Linear Models

Wed, Nov 20, 2024

Linear Models and Regression

Sometimes, two numerical variables have a noticeable relationship. Regression is a tool to help find and test the strength that relationship. In the simplest case, the relationship might be linear so we apply regression to a linear model.

This material is detailed in Chapter 8 of our text.

Linear Models

One of the simplest types of relationships between two variables is a linear relationship - say, \[Y = aX+b.\] In statistics, \(X\) and \(Y\) are typically random variables so we might ask questions like:

Is there really a linear relationship between \(X\) and \(Y\)?
If so, what are the values of the parameters \(a\) and \(b\)?
What kind of predictions can we make using this relationship?
How confident can be in those predictions?

Possum data from the text

I’ve got biometric data on 104 possums that’s used in our textbook. Here are the first 12 rows of that data:

site	pop	sex	age	headL	skullW	totalL	tailL
1	Vic	m	8.0	94.1	60.4	89.0	36.0
1	Vic	f	6.0	92.5	57.6	91.5	36.5
1	Vic	f	6.0	94.0	60.0	95.5	39.0
1	Vic	f	6.0	93.2	57.1	92.0	38.0
1	Vic	f	2.0	91.5	56.3	85.5	36.0
1	Vic	f	1.0	93.1	54.8	90.5	35.5
1	Vic	m	2.0	95.3	58.2	89.5	36.0
1	Vic	f	6.0	94.8	57.6	91.0	37.0
1	Vic	f	9.0	93.4	56.3	91.5	37.0
1	Vic	f	6.0	91.8	58.0	89.5	37.5
1	Vic	f	9.0	93.3	57.2	89.5	39.0
1	Vic	f	5.0	94.9	55.6	92.0	35.5

A scatter plot

Here’s a scatter plot of that data relating head length to total length for those possums.

The regression line

Here’s the so-called “regression line” that models the data. We’ll need a little facility at dealing with formulae of the form \(y=ax+b\) to be able to understand and apply regression lines.

Statistics in college football

Here’s one other cute example illustrating how we might apply linear regression.

Correlation

Correlation, denoted with an \(r\), measures the strength of the linear relationship between two variables. The correlation is always between −1 and +1 and

A number close to +1 indicates a strong, positive linear relationship,
A number close to −1 indicates a strong, negative linear relationship,
A number close 0 indicates a weak linear relationship.

You often see the quantity \(r^2\) that can be interpreted as the proportion of the variance of a dependent variable that’s explained by an explanatory variable.

Interpreting correlation

You can get a sense of how correlation works using the toy below.

Lines in the plane

Linear regression is all about approximating clusters of points with lines. To use a bit more precise terminology, we might say

Linear regression concerns modeling data with linear equations.

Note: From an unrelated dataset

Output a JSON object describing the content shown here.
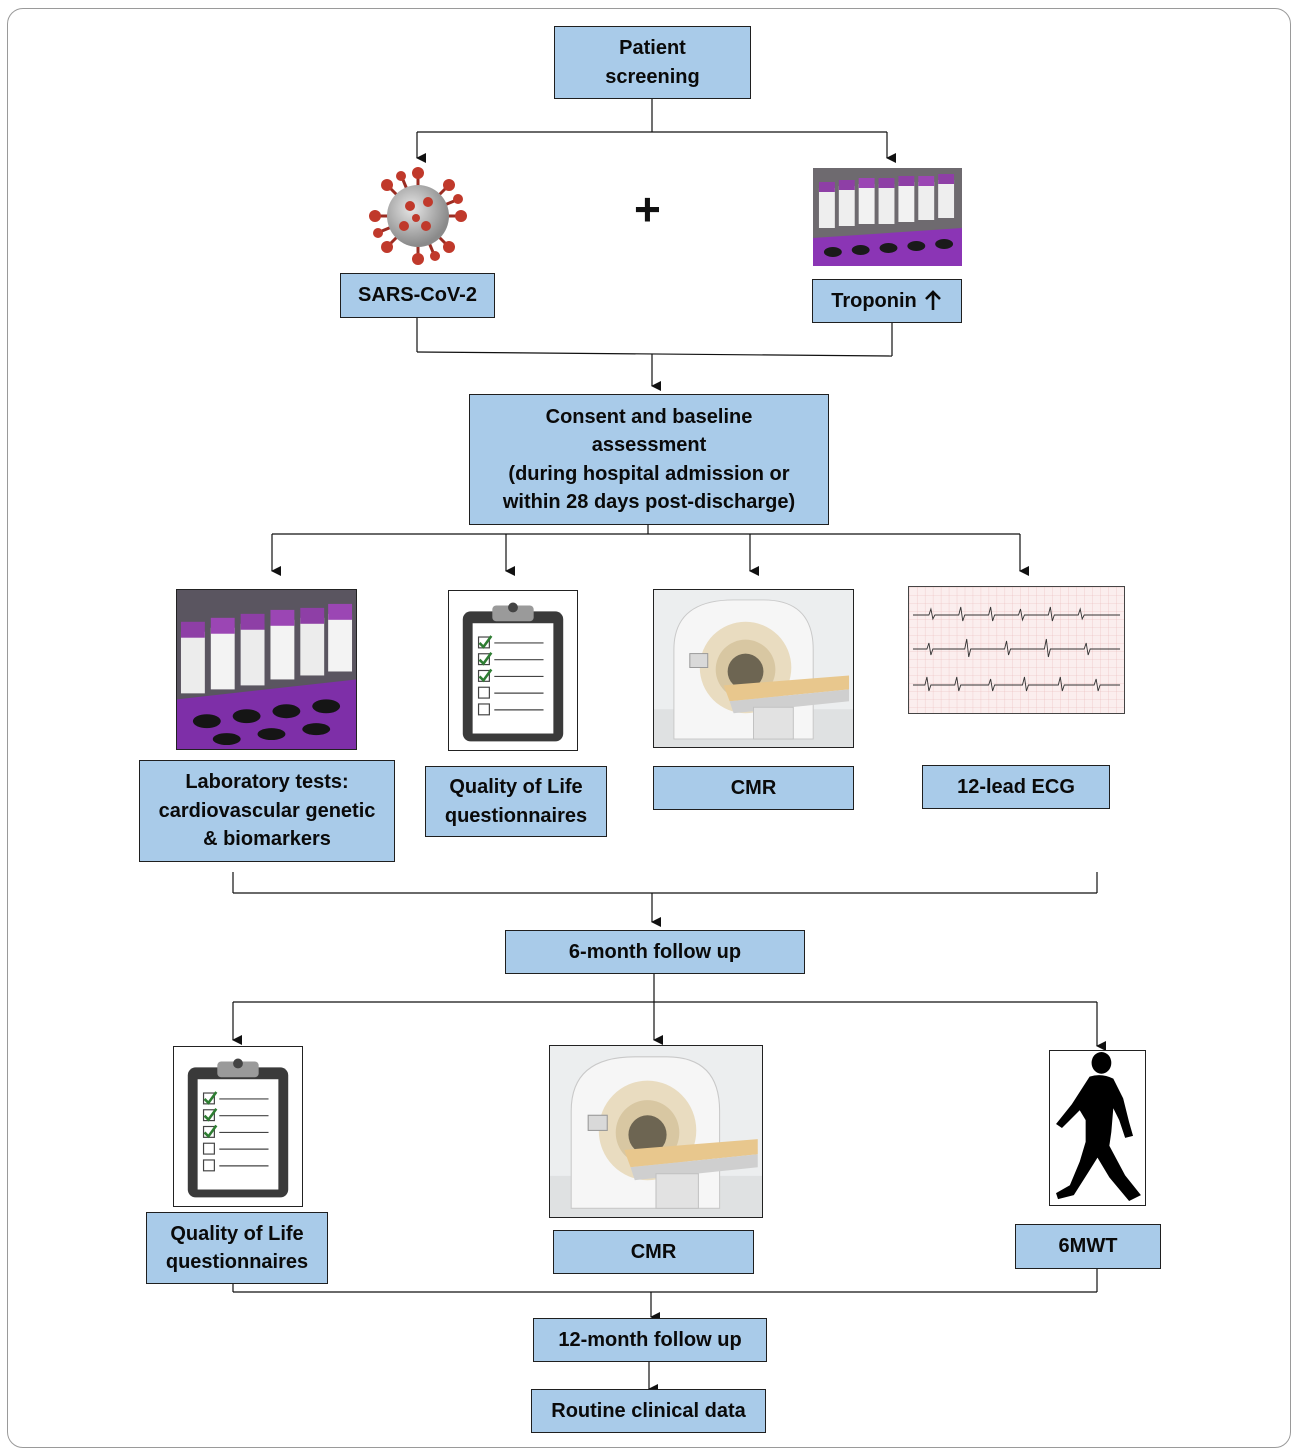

As such, it’s important that we understand the algebraic form of these equations and how to use them to do a few relatively simple operations.

Algebraic form

A line is the graph of an equation of the form \(y=ax+b\).

The defining characteristic of such a graph is that its slope is constant, i.e. if

\[y_1=ax_1+b \text{ and } y_2 = ax_2+b\]

so that the points \((x_1,y_1)\) and \((x_2,y_2)\) are on the line, then

\[\frac{\Delta y}{\Delta x} = \frac{y_2-y_1}{x_2-x_1} = \frac{(ax_2+b)-(ax_1+b)}{x_2-x_1} = \frac{a(x_2-x_1)}{x_2-x_1} = a.\]

While that might seem complicated, it ultimately makes it easy to plot the line.

Plotting a line

We can plot a line simply by plugging in a couple of points.

For example, to graph \(y=\frac{1}{2}x+1\), plug in \(x=0\) to get \(y=1\) - that’s one point! Then plug in \(x=2\) to get \(y=2\) - that’s another point!

Finally, draw the line through both of those.

An interactive plot

Here’s a fun tool to see how the coefficients \(a\) and \(b\) affect the graph of \(y=ax+b\).

Using a regression line

In statistics, the formula for a regression line will often be generated via software; we need to be able to use that formula and interpret the results. Thus it will be important for you to be able to plug a value like \(x=1.234\) in to a line like

\[y=-5.8335x+0.8408\]

to get a value. To do so, simply plug that value of \(x\) in to get the corresponding value of \(y\):

\[-5.8335\times1.234+0.8408 = −6.357739.\]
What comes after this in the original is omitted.